I was a huge tree climber too.

@ Jen - I was a climber, and so are both my kids. And I am happy for them, because there is nothing quite like climbing when you love to do it.
And yes, chai always reminds me of you now!!!

@ Leigh - me too, Leigh, me too. There is one teacher who is supposed to be "bad", but my son likes her, and I trust his instincts on people. But am I missing something?

@ Sue - you said it. There are three things I want from my kids- to never run away from something because they are too scared to try, to not give up because they don't feel like continuing, and to be compassionate human beings. The rest can take care of itself- these are the three things I want.
And it is an awesome concept, isn't it? The way the kids work to their strengths to create something so lovely.

@ Julie - so true. I would not want to deny him that moment of happiness for anything. And at the end of the day, even if he had fallen, it is not from such a great height.

@ Mary - thank you.
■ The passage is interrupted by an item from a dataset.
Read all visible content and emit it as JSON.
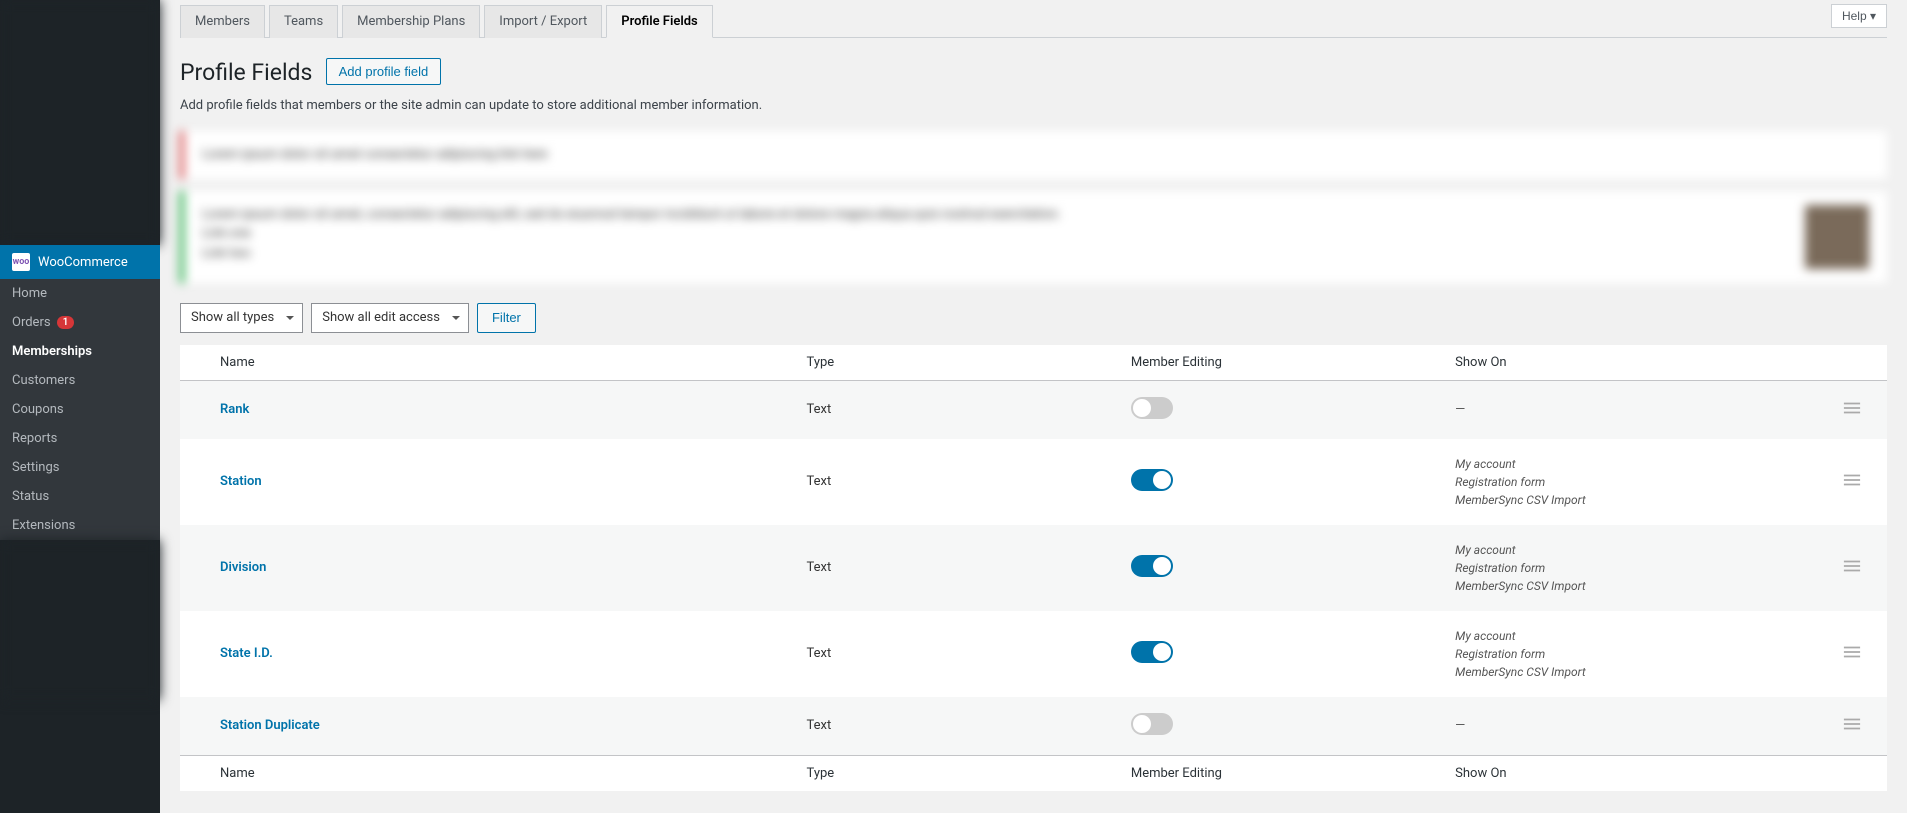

When I see the reactions of other mothers, I wonder if I am a bit off, but if all you wonderful people agree with me, I can't be too wrong.

@ Jane - they do have to experiment don't they, before they know what they are capable of.

Hart Johnson said...

Your meter is just FINE. It is the paranoid moms with the off-meters--they will raise children who don't know how the seize the day when a moment comes along.

Natasha said...

@ Tami- what would I do without friends like you. You keep me sane.

KjM said...

I'm not a Mom, and so cannot comment on your "Mommy Meter". But, I look at the photograph - it says it all.

Well done - to both son and Mom.

Natasha said...

@ KjM - thank you. Yes, he was thrilled.